In any debate about international trade, “outsourcing,” or “globalization” these days, one is almost certain to hear about the rise of “China and India.” The two sides of this debate rail on about the nature of “China and India” – the “protectionists” complain about them, while the “globalists” usually praise them. However, both make the same mistake: they treat “China and India” as if they are identical twins at best, joined at the hip at worst.
For this reason, I have tended to steer clear of these discussions; in fact, upon seeing any article or column on these subjects, my eyes tend to glaze over. Still, I usually find myself examining them, and before too long, there it is: “China and India”! Bosnia and Herzegovina aren’t mentioned together this often, and they’re actually joined together as one country (ditto Serbia and Montenegro).
The combined geopolitical ignorance of so many luminaries on both sides of this “divide” has routinely depressed me. So I will now try to explain why Communist China and India are not the same issue and don’t pose the same challenges. The only things they have in common are large populations and a relatively short history as world powers in the modern era. Their differences – which center around three things: how they got to the positions they now hold, what they intend to do in the future, and how they view the United States and the rest of the democratic world – are far more important.

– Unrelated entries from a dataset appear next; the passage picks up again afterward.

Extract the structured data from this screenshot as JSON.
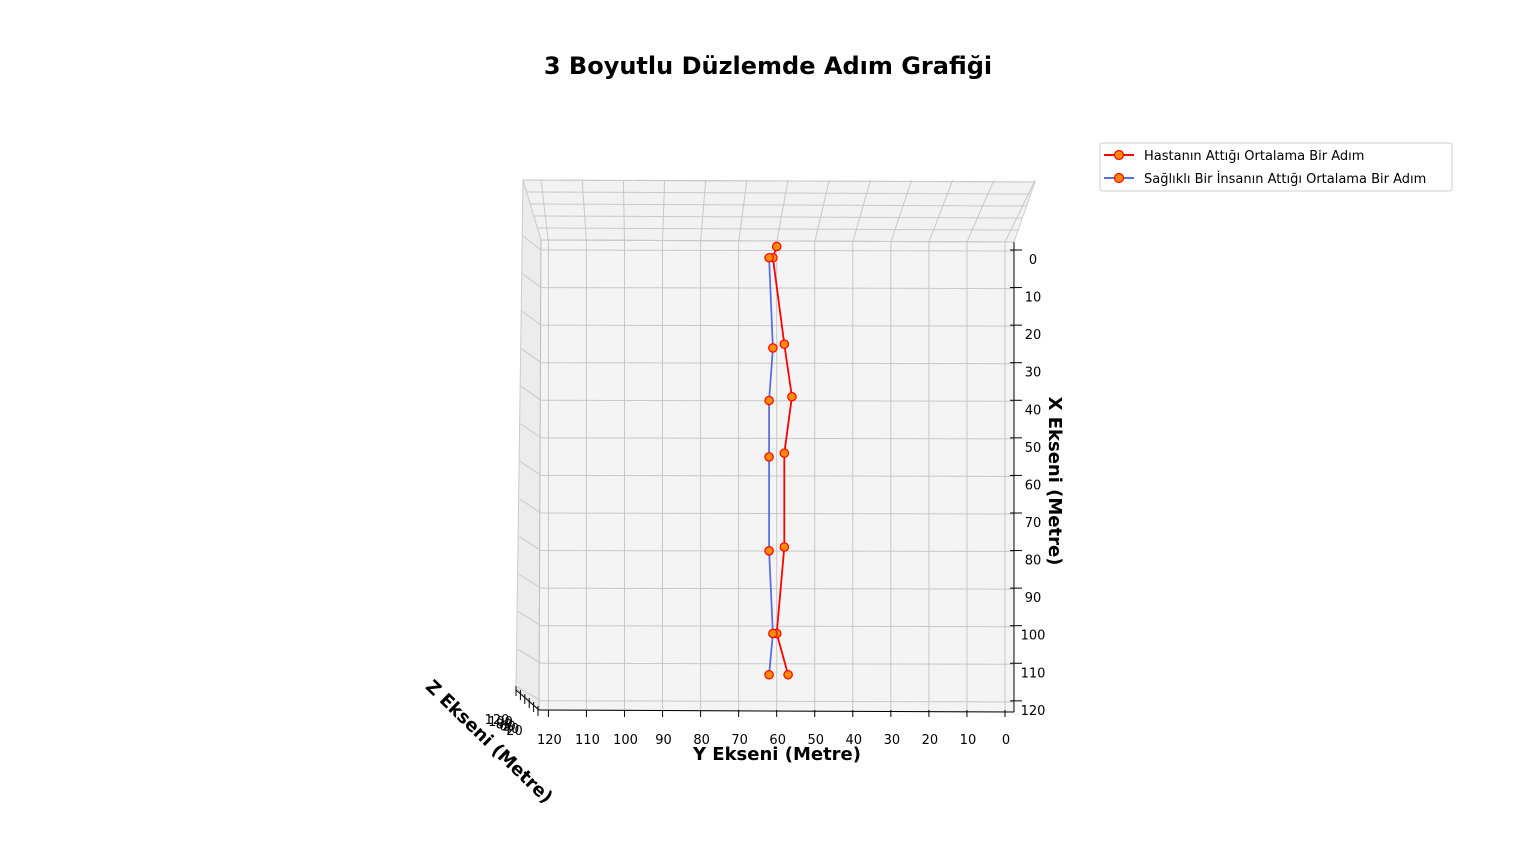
{
  "chart_data": {
    "type": "line",
    "title": "3 Boyutlu Düzlemde Adım Grafiği",
    "xlabel": "X Ekseni (Metre)",
    "ylabel": "Y Ekseni (Metre)",
    "zlabel": "Z Ekseni (Metre)",
    "x_ticks": [
      "0",
      "10",
      "20",
      "30",
      "40",
      "50",
      "60",
      "70",
      "80",
      "90",
      "100",
      "110",
      "120"
    ],
    "y_ticks": [
      "120",
      "110",
      "100",
      "90",
      "80",
      "70",
      "60",
      "50",
      "40",
      "30",
      "20",
      "10",
      "0"
    ],
    "z_ticks": [
      "120",
      "100",
      "80",
      "60",
      "40",
      "20"
    ],
    "xlim": [
      0,
      120
    ],
    "ylim": [
      120,
      0
    ],
    "zlim": [
      0,
      120
    ],
    "grid": true,
    "legend_position": "top-right",
    "colors": {
      "patient": "#ff0000",
      "healthy": "#5b6fe0",
      "marker_fill": "#ff8c00",
      "marker_edge": "#ff0000"
    },
    "series": [
      {
        "name": "Hastanın Attığı Ortalama Bir Adım",
        "points": [
          {
            "x": -2,
            "y": 60
          },
          {
            "x": 1,
            "y": 61
          },
          {
            "x": 24,
            "y": 58
          },
          {
            "x": 38,
            "y": 56
          },
          {
            "x": 53,
            "y": 58
          },
          {
            "x": 78,
            "y": 58
          },
          {
            "x": 101,
            "y": 60
          },
          {
            "x": 112,
            "y": 57
          }
        ]
      },
      {
        "name": "Sağlıklı Bir İnsanın Attığı Ortalama Bir Adım",
        "points": [
          {
            "x": 1,
            "y": 62
          },
          {
            "x": 25,
            "y": 61
          },
          {
            "x": 39,
            "y": 62
          },
          {
            "x": 54,
            "y": 62
          },
          {
            "x": 79,
            "y": 62
          },
          {
            "x": 101,
            "y": 61
          },
          {
            "x": 112,
            "y": 62
          }
        ]
      }
    ]
  }
}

Communist China’s history is well known to some – and should be to everyone else. For over fifty-six years, the Communists have maintained the power they seized in 1949 by murdering over seventy million of their own people and, especially since 1989, building anti-American alliances that include sponsors and perpetrators of international terrorism, including al Qaeda, Saddam Hussein, the mullahcracy of Iran, and Stalinist North Korea.
Meanwhile, the one thing that Communist China supposedly has in its favor (a rip-roaring economy) is in large part inflated by phony statistics (fifteenth, tenth, sixth and last items) and cadre-ordered large-scale factory development that produces products for which no one has any use (twenty-ninth, thirtieth, last, and seventh items). An economy like this is akin to an athlete on steroids – tremendous improvement at first, but with horrifying long-term damage.
India, by contrast, has spent the last fifteen years or so trying to get out from under the economic mistakes of its past. It quickly ditched its vague anti-Americanism at roughly the turn of the century, and has been one of America’s closest friends in the 21st. While Communist China was making deals with al Qaeda and its Taliban hosts, India was actively supporting their opponents in Afghanistan – long before 9/11/01.
Yet most discussions of global affairs seem to devolve to economic issues; this largely negates India’s geopolitical and domestic differences with Communist China. However, even in international economics, India and Communist China are far from similar.
India is coming into the world economy in a good-faith attempt to understand the rules of the game. They are fully aware of their labor-cost advantage, and have sought to exploit it. However, they have largely shown respect for the international free market (such as it is), and have shown little interest in upending the system for ill-gotten gains.
Communist China, by contrast, has already used – and is still using – several forms of economic manipulation: a deliberately devalued currency, the lack of independent labor unions, and ecological “regulation” that leads to things such as the recent benzene poison spill in the industrial northeast. By these actions, Communist China is perverting the established norms of the international economy at the expense of the globe, rather than growing within those norms to take its newfound place within it, as India has.
The repercussions for the future are obvious, and chilling. India’s current labor advantage will likely fade as its workers demand paychecks roughly equal to that of the developed world. Communist China, by contrast, will force the rest of the world into a “race to the bottom” in order to keep up with its predatory policies. Additionally, India’s government will continue to respond to the demands of its people, who are seeing the benefits of freer international trade. The Communist Chinese regime’s only concern is its own survival, meaning more anti-American alliances, more twisting of the international market to damage the economies of the democratic world (India included), and even more brutal treatment of the Chinese people.
In short, India and Communist China are not alike at all. If the “protectionists” saw this, they would realize that international trade can, and usually is, beneficial so long as the rules are understood and followed by all. By contrast, if the “globalists” saw the differences, they would recognize that Communist China, far from embracing “capitalism,” is in fact violating its established norms in numerous areas.
However, neither camp seems to have an interest in geopolitics anymore. They both agree, in large part, that the only issue that really counts is economics, and neither wants to admit that their worldview tends to ignore – or at the very least, badly miss – the differences between Communist China and India. So they treat them as one and the same, to the detriment of the Indian people, the Chinese people, and everyone else. The only beneficiary of this joint myopia is the Chinese Communist Party. That alone is reason enough for “protectionists” and “globalists” to stop ignoring the facts and start seeing the world as it really is.